CIA pays off another Afghan despot, hopes for the best
Ahmed Wali Karzai, the brother of the Afghan president and a suspected player in the country’s booming illegal opium trade, gets regular payments from the Central Intelligence Agency, and has for much of the past eight years, according to current and former American officials.
Karzai’s duties include helping to recruit an Afghan paramilitary force that operates at the CIA’s direction (for now) in and around the southern city of Kandahar, and he is also the CIA’s landlord. Karzai rents the former home of Mullah Mohammed Omar, the Taliban’s founder, to the CIA and American Special Operations troops for paramilitary operations spearheaded by a group called the Kandahar Strike Force. On at least one occasion, the Times reports, the strike force has been accused of mounting an unauthorized operation against an official of the Afghan government.
This, to put it mildly, seems like a weird strategy considering Karzai is a player in the opium trade, a major source of revenue for the Taliban.
It appears as though the CIA is — yet again — employing the good ole’ “The Enemy of My Enemy is The Guy Who Screws Me In The End” foreign policy doctrine utilized by the United States and its allies when they supported the Afghan Mujahideen in their efforts to thwart the occupying Soviet power.
That worked out fine, right?
The Times muses that supporting a drug lord may undermine America’s efforts of developing an effective central government that can “maintain law and order and eventually allow the United States to withdraw.” I would agree. Propping up a major drug player and bankrolling his culture of corruption may not be the wisest strategy in a game entirely based on stabilization.
Of course, none of this is new to the Afghan strategy. At the start of the war, American officials paid warlords with — what the Times adorably describes as — “questionable backgrounds” to help topple the Taliban and maintain order with relatively few American troops committed to fight in the country. Even those warlords that didn’t directly benefit monetarily from the United States were nonetheless permitted to flourish in the chaotic aftermath of the U.S. led invasion.
There was Mohammed Qasim Fahim. After the U.S.-led invasion of Afghanistan in 2001, Fahim became first defense minister and then vice president of Afghanistan. But before all that, he was the former senior commander of the Jamiat-e-Islami militia, and was named by Human Rights Watch in its 2005 report Blood Stained Hands as a key commander in the Afshar Massacre during which about 800 members of the Shia Muslim Hazara minority were killed in a bout of murder, rape and looting in a civilian area of Kabul in September 1992.

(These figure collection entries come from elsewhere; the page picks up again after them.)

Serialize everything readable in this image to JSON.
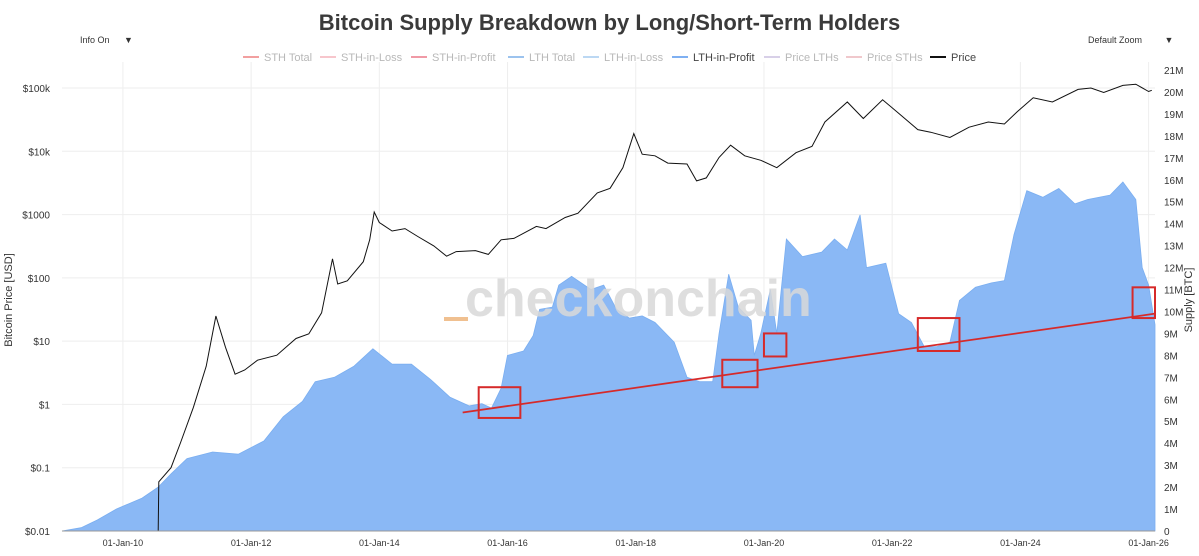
{
  "title": "Bitcoin Supply Breakdown by Long/Short-Term Holders",
  "controls": {
    "info_label": "Info On",
    "zoom_label": "Default Zoom",
    "dropdown_glyph": "▼"
  },
  "watermark": "checkonchain",
  "colors": {
    "area_fill": "#8ab8f5",
    "area_edge": "#7aaef0",
    "price_line": "#111111",
    "trend_line": "#d62a2a",
    "grid": "#eeeeee",
    "legend_faded": "#b8b8b8",
    "legend_active": "#444444"
  },
  "chart_data": {
    "type": "line+area",
    "title": "Bitcoin Supply Breakdown by Long/Short-Term Holders",
    "ylabel_left": "Bitcoin Price [USD]",
    "ylabel_right": "Supply [BTC]",
    "legend": [
      {
        "name": "STH Total",
        "color": "#f2a0a0",
        "active": false
      },
      {
        "name": "STH-in-Loss",
        "color": "#f7c6cc",
        "active": false
      },
      {
        "name": "STH-in-Profit",
        "color": "#f09aa6",
        "active": false
      },
      {
        "name": "LTH Total",
        "color": "#9cc3ee",
        "active": false
      },
      {
        "name": "LTH-in-Loss",
        "color": "#bcd8f3",
        "active": false
      },
      {
        "name": "LTH-in-Profit",
        "color": "#7fb0f2",
        "active": true
      },
      {
        "name": "Price LTHs",
        "color": "#d8d0e8",
        "active": false
      },
      {
        "name": "Price STHs",
        "color": "#f0c8cc",
        "active": false
      },
      {
        "name": "Price",
        "color": "#111111",
        "active": true
      }
    ],
    "x_ticks": [
      {
        "label": "01-Jan-10",
        "year": 2010
      },
      {
        "label": "01-Jan-12",
        "year": 2012
      },
      {
        "label": "01-Jan-14",
        "year": 2014
      },
      {
        "label": "01-Jan-16",
        "year": 2016
      },
      {
        "label": "01-Jan-18",
        "year": 2018
      },
      {
        "label": "01-Jan-20",
        "year": 2020
      },
      {
        "label": "01-Jan-22",
        "year": 2022
      },
      {
        "label": "01-Jan-24",
        "year": 2024
      },
      {
        "label": "01-Jan-26",
        "year": 2026
      }
    ],
    "xlim": [
      2009.05,
      2026.1
    ],
    "y_left_ticks": [
      {
        "label": "$100k",
        "value": 100000
      },
      {
        "label": "$10k",
        "value": 10000
      },
      {
        "label": "$1000",
        "value": 1000
      },
      {
        "label": "$100",
        "value": 100
      },
      {
        "label": "$10",
        "value": 10
      },
      {
        "label": "$1",
        "value": 1
      },
      {
        "label": "$0.1",
        "value": 0.1
      },
      {
        "label": "$0.01",
        "value": 0.01
      }
    ],
    "y_left_range_log": [
      0.01,
      100000
    ],
    "y_right_ticks": [
      "0",
      "1M",
      "2M",
      "3M",
      "4M",
      "5M",
      "6M",
      "7M",
      "8M",
      "9M",
      "10M",
      "11M",
      "12M",
      "13M",
      "14M",
      "15M",
      "16M",
      "17M",
      "18M",
      "19M",
      "20M",
      "21M"
    ],
    "y_right_range": [
      0,
      21000000
    ],
    "price_series": [
      [
        2010.55,
        0.01
      ],
      [
        2010.56,
        0.06
      ],
      [
        2010.75,
        0.1
      ],
      [
        2010.9,
        0.25
      ],
      [
        2011.1,
        0.9
      ],
      [
        2011.3,
        4
      ],
      [
        2011.45,
        25
      ],
      [
        2011.6,
        8
      ],
      [
        2011.75,
        3
      ],
      [
        2011.9,
        3.5
      ],
      [
        2012.1,
        5
      ],
      [
        2012.4,
        6
      ],
      [
        2012.7,
        11
      ],
      [
        2012.9,
        13
      ],
      [
        2013.1,
        28
      ],
      [
        2013.27,
        200
      ],
      [
        2013.35,
        80
      ],
      [
        2013.5,
        90
      ],
      [
        2013.75,
        180
      ],
      [
        2013.85,
        400
      ],
      [
        2013.92,
        1100
      ],
      [
        2014.0,
        750
      ],
      [
        2014.2,
        550
      ],
      [
        2014.4,
        600
      ],
      [
        2014.6,
        450
      ],
      [
        2014.85,
        320
      ],
      [
        2015.05,
        220
      ],
      [
        2015.2,
        260
      ],
      [
        2015.5,
        270
      ],
      [
        2015.7,
        235
      ],
      [
        2015.9,
        400
      ],
      [
        2016.1,
        420
      ],
      [
        2016.45,
        650
      ],
      [
        2016.6,
        600
      ],
      [
        2016.9,
        900
      ],
      [
        2017.1,
        1050
      ],
      [
        2017.4,
        2200
      ],
      [
        2017.6,
        2600
      ],
      [
        2017.8,
        5500
      ],
      [
        2017.97,
        19000
      ],
      [
        2018.1,
        9000
      ],
      [
        2018.3,
        8500
      ],
      [
        2018.5,
        6500
      ],
      [
        2018.8,
        6300
      ],
      [
        2018.95,
        3400
      ],
      [
        2019.1,
        3800
      ],
      [
        2019.3,
        8000
      ],
      [
        2019.48,
        12500
      ],
      [
        2019.7,
        8500
      ],
      [
        2019.95,
        7200
      ],
      [
        2020.2,
        5500
      ],
      [
        2020.5,
        9500
      ],
      [
        2020.75,
        12000
      ],
      [
        2020.95,
        29000
      ],
      [
        2021.3,
        60000
      ],
      [
        2021.55,
        33000
      ],
      [
        2021.85,
        65000
      ],
      [
        2022.1,
        40000
      ],
      [
        2022.4,
        22000
      ],
      [
        2022.6,
        20000
      ],
      [
        2022.9,
        16500
      ],
      [
        2023.2,
        24000
      ],
      [
        2023.5,
        29000
      ],
      [
        2023.75,
        27000
      ],
      [
        2023.95,
        42000
      ],
      [
        2024.2,
        70000
      ],
      [
        2024.5,
        60000
      ],
      [
        2024.9,
        95000
      ],
      [
        2025.1,
        100000
      ],
      [
        2025.3,
        85000
      ],
      [
        2025.6,
        110000
      ],
      [
        2025.8,
        115000
      ],
      [
        2026.0,
        88000
      ],
      [
        2026.05,
        92000
      ]
    ],
    "lth_in_profit_series": [
      [
        2009.05,
        0
      ],
      [
        2009.35,
        0.15
      ],
      [
        2009.6,
        0.5
      ],
      [
        2009.9,
        1.0
      ],
      [
        2010.3,
        1.5
      ],
      [
        2010.55,
        2.0
      ],
      [
        2010.75,
        2.6
      ],
      [
        2011.0,
        3.3
      ],
      [
        2011.4,
        3.6
      ],
      [
        2011.8,
        3.5
      ],
      [
        2012.2,
        4.1
      ],
      [
        2012.5,
        5.2
      ],
      [
        2012.8,
        5.9
      ],
      [
        2013.0,
        6.8
      ],
      [
        2013.3,
        7.0
      ],
      [
        2013.6,
        7.5
      ],
      [
        2013.9,
        8.3
      ],
      [
        2014.2,
        7.6
      ],
      [
        2014.5,
        7.6
      ],
      [
        2014.8,
        6.9
      ],
      [
        2015.1,
        6.1
      ],
      [
        2015.4,
        5.7
      ],
      [
        2015.6,
        5.8
      ],
      [
        2015.75,
        5.6
      ],
      [
        2015.9,
        6.5
      ],
      [
        2016.0,
        8.0
      ],
      [
        2016.25,
        8.2
      ],
      [
        2016.4,
        8.9
      ],
      [
        2016.5,
        10.1
      ],
      [
        2016.7,
        10.2
      ],
      [
        2016.8,
        11.2
      ],
      [
        2017.0,
        11.6
      ],
      [
        2017.3,
        11.0
      ],
      [
        2017.5,
        11.2
      ],
      [
        2017.7,
        10.1
      ],
      [
        2017.9,
        9.7
      ],
      [
        2018.1,
        9.8
      ],
      [
        2018.3,
        9.5
      ],
      [
        2018.6,
        8.6
      ],
      [
        2018.8,
        7.0
      ],
      [
        2019.0,
        6.8
      ],
      [
        2019.2,
        6.8
      ],
      [
        2019.3,
        9.0
      ],
      [
        2019.45,
        11.7
      ],
      [
        2019.6,
        10.2
      ],
      [
        2019.8,
        9.6
      ],
      [
        2019.85,
        8.0
      ],
      [
        2019.95,
        9.0
      ],
      [
        2020.1,
        11.0
      ],
      [
        2020.2,
        9.0
      ],
      [
        2020.35,
        13.3
      ],
      [
        2020.6,
        12.5
      ],
      [
        2020.9,
        12.7
      ],
      [
        2021.1,
        13.3
      ],
      [
        2021.3,
        12.8
      ],
      [
        2021.5,
        14.4
      ],
      [
        2021.6,
        12.0
      ],
      [
        2021.9,
        12.2
      ],
      [
        2022.1,
        9.9
      ],
      [
        2022.3,
        9.5
      ],
      [
        2022.5,
        8.4
      ],
      [
        2022.7,
        8.4
      ],
      [
        2022.9,
        8.6
      ],
      [
        2023.05,
        10.5
      ],
      [
        2023.3,
        11.1
      ],
      [
        2023.55,
        11.3
      ],
      [
        2023.75,
        11.4
      ],
      [
        2023.9,
        13.5
      ],
      [
        2024.1,
        15.5
      ],
      [
        2024.35,
        15.2
      ],
      [
        2024.6,
        15.6
      ],
      [
        2024.85,
        14.9
      ],
      [
        2025.05,
        15.1
      ],
      [
        2025.4,
        15.3
      ],
      [
        2025.6,
        15.9
      ],
      [
        2025.8,
        15.1
      ],
      [
        2025.9,
        12.0
      ],
      [
        2026.0,
        11.2
      ],
      [
        2026.1,
        9.4
      ]
    ],
    "trend_line": [
      [
        2015.3,
        5.4
      ],
      [
        2026.1,
        9.9
      ]
    ],
    "highlight_boxes": [
      {
        "x0": 2015.55,
        "x1": 2016.2,
        "y0": 5.15,
        "y1": 6.55
      },
      {
        "x0": 2019.35,
        "x1": 2019.9,
        "y0": 6.55,
        "y1": 7.8
      },
      {
        "x0": 2020.0,
        "x1": 2020.35,
        "y0": 7.95,
        "y1": 9.0
      },
      {
        "x0": 2022.4,
        "x1": 2023.05,
        "y0": 8.2,
        "y1": 9.7
      },
      {
        "x0": 2025.75,
        "x1": 2026.1,
        "y0": 9.7,
        "y1": 11.1
      }
    ]
  }
}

Then there was Haji Mohammed Mohaqiq, leader of the notorious Hezb-e Wahdat, which in late 2001-early 2002 targeted Pashtun civilians for violence because of their ethnic ties to the Taliban. Human Rights Watch reports that Hezb-e Wahdat
“[was] implicated in systematic and widespread looting and violence in almost every province under their…control, almost all of it directed at Pashtun villagers. In scores of villages, homes were destroyed, possessions were taken, and men and boys were beaten and in some cases killed.…
[T]here were several reports of rapes of girls and women. In Chimtal district near Mazar-e Sharif, and in Balkh province generally, both Hizb-i Wahdat and Jamiat forces were particularly violent: in one village, Bargah-e Afghani, Hizb-i Wahdat troops killed thirty-seven civilians.”
Mohaqiq moved on to become vice chair of the interim government and Minister of Planning where he used threats and intimidation against other delegates. You can take the boy out of the human rights violations, but you can’t take the human rights violations out of the boy, am I right?
In order to intimidate delegates, Mohaqiq formed a militia that became famous for kidnapping young girls, “forcibly marrying” them AKA raping them, and ransoming them back to their parents. Their favorite strategy was to snatch up girls who were on their way to school, which resulted in parents keeping their girls home rather than risk their abduction and rape.
Good news: President Karzai has promised to carve out a province for Mohaqiq so he can roam free, happily raping and pillaging.
Then there’s Gulbuddin Hekmatyar and Jalaluddin Haqqani, two warlords who were once among America’s most valued allies. In the 1980s, the CIA funneled hundreds of millions of dollars in weapons and ammunition to help them battle the Soviets. Now, Hekmatyar is “as vicious as they come,” according to a senior defense official, while Haqqani’s son (Haqqani himself is believed to be dead) “is definitely the strongest” enemy in the border provinces of Paktia, Paktika, and Khost, known among military officials as p2k.
The list goes on, and on, and on. The names change, but the results are always the same: the enemy of my enemy is the guy who screws me in the end. It’s almost like funneling hundreds of millions of dollars into a culture of unaccountability, rape, torture, kidnapping, drugs, and corruption is a really bad idea. Oh well. That’s why I’m not paid as a “serious expert.” I’m sure Henry Kissinger is somewhere, saying something really valuable about this subject. Let’s ask him.